Even later, during the war with Finland, the Soviet army received the POMZ, a super-effective tension-type mine. According to some versions, it was the development of Soviet-German designers. This theory has a right to exist, since in 1940 the German engineering troops received a complete analogue of the POMZ - the Stockmain combined arms anti-personnel mine.

In 1940, Soviet sappers received two more excellent mines.

PMK-40 weighed only 90 grams, and the charged explosive was powdered TNT. The task of another product, designated PMM-6, was to effectively incapacitate enemy personnel traveling on skis.

In addition to the above-mentioned weapons, the engineering troops are approaching the beginning of the Great Patriotic War with a wide selection of standard explosive means in their arsenal. This made it possible to revive the hitherto ineffective tactics of collecting mines in the field.

Design and principle of operation of OZM-72

A thin metal sleeve with round caps at both ends is inserted into a steel cup (mine body), which is shaped like a cylinder. OZM-72 lids are simultaneously the upper and lower parts of the glass (bottom and ceiling).

The top cover contains a KV-11 igniter primer, equipped with a protective cap against spontaneous ignition.

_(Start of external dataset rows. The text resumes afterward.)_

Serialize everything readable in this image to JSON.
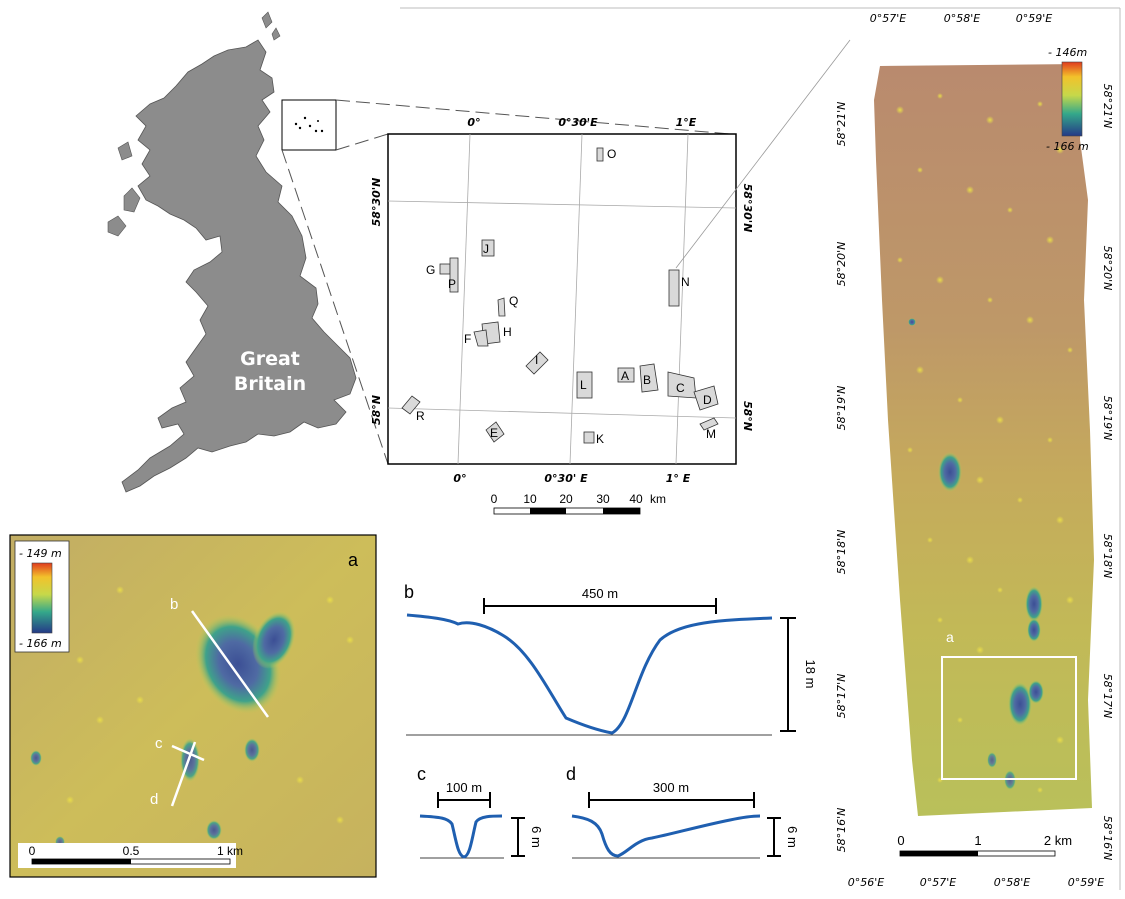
{
  "great_britain": {
    "label_line1": "Great",
    "label_line2": "Britain"
  },
  "overview_map": {
    "top_ticks": [
      "0°",
      "0°30'E",
      "1°E"
    ],
    "bottom_ticks": [
      "0°",
      "0°30' E",
      "1° E"
    ],
    "left_ticks": [
      "58°30'N",
      "58°N"
    ],
    "right_ticks": [
      "58°30'N",
      "58°N"
    ],
    "sites": [
      "O",
      "J",
      "G",
      "P",
      "Q",
      "H",
      "F",
      "I",
      "L",
      "A",
      "B",
      "C",
      "D",
      "N",
      "R",
      "E",
      "K",
      "M"
    ],
    "scalebar": {
      "ticks": [
        "0",
        "10",
        "20",
        "30",
        "40"
      ],
      "unit": "km"
    }
  },
  "detail_map": {
    "top_ticks": [
      "0°57'E",
      "0°58'E",
      "0°59'E"
    ],
    "bottom_ticks": [
      "0°56'E",
      "0°57'E",
      "0°58'E",
      "0°59'E"
    ],
    "left_ticks": [
      "58°21'N",
      "58°20'N",
      "58°19'N",
      "58°18'N",
      "58°17'N",
      "58°16'N"
    ],
    "right_ticks": [
      "58°21'N",
      "58°20'N",
      "58°19'N",
      "58°18'N",
      "58°17'N",
      "58°16'N"
    ],
    "legend": {
      "max": "- 146m",
      "min": "- 166 m"
    },
    "inset_label": "a",
    "scalebar": {
      "ticks": [
        "0",
        "1",
        "2 km"
      ]
    }
  },
  "panel_a": {
    "label": "a",
    "legend": {
      "max": "- 149 m",
      "min": "- 166 m"
    },
    "profile_labels": [
      "b",
      "c",
      "d"
    ],
    "scalebar": {
      "ticks": [
        "0",
        "0.5",
        "1 km"
      ]
    }
  },
  "profiles": {
    "b": {
      "label": "b",
      "width": "450 m",
      "height": "18 m"
    },
    "c": {
      "label": "c",
      "width": "100 m",
      "height": "6 m"
    },
    "d": {
      "label": "d",
      "width": "300 m",
      "height": "6 m"
    }
  },
  "colors": {
    "map_high": "#b98a6e",
    "map_mid": "#c9b35e",
    "map_low": "#5a6a9e",
    "profile": "#1f5fb0",
    "land": "#8c8c8c",
    "site": "#d9d9d9"
  }
}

There is also a threaded hole provided for installing a detonator capsule. Both covers fit tightly to the OZM-72 body, are sealed and prevent air and moisture from entering the body cavity.

At the bottom of the tube connecting the lower and upper covers there is an OZM-72 expelling charge - black (smoke) powder in a moisture-resistant bag. Just below there is a striking mechanism. The volume of the OZM-72 body is filled with a charge, which consists of 2400 metal balls packed in a dense plastic bag.

At the bottom of the OZM-72 body, immediately above the bottom cover, there is a cable attached to it, laid in a special chamber. Its length ranges from 500 to 900 cm. To install a mine, it is necessary to have two tension cables. Both elements are connected to the fuse, and are supplied with connecting wire and carabiners. With their help, a mine is mounted on a piece of terrain.

To install OZM-72 tension cables on the ground, wooden and metal pegs are required. A fuse of type MUV-3 or MUV-4 is screwed onto a hole in the connecting tube.

When the OZM-72 fuse detonates, an additional powder charge (tetryl) is ignited.

He ignites the black powder in the bag located at the bottom of the tube. The resulting gases eject a combat charge filled with fragment balls from the cylindrical base of the OZM-72 mine. It flies up to 1 meter above the ground and explodes, hitting all objects around it located within a radius of 25 meters.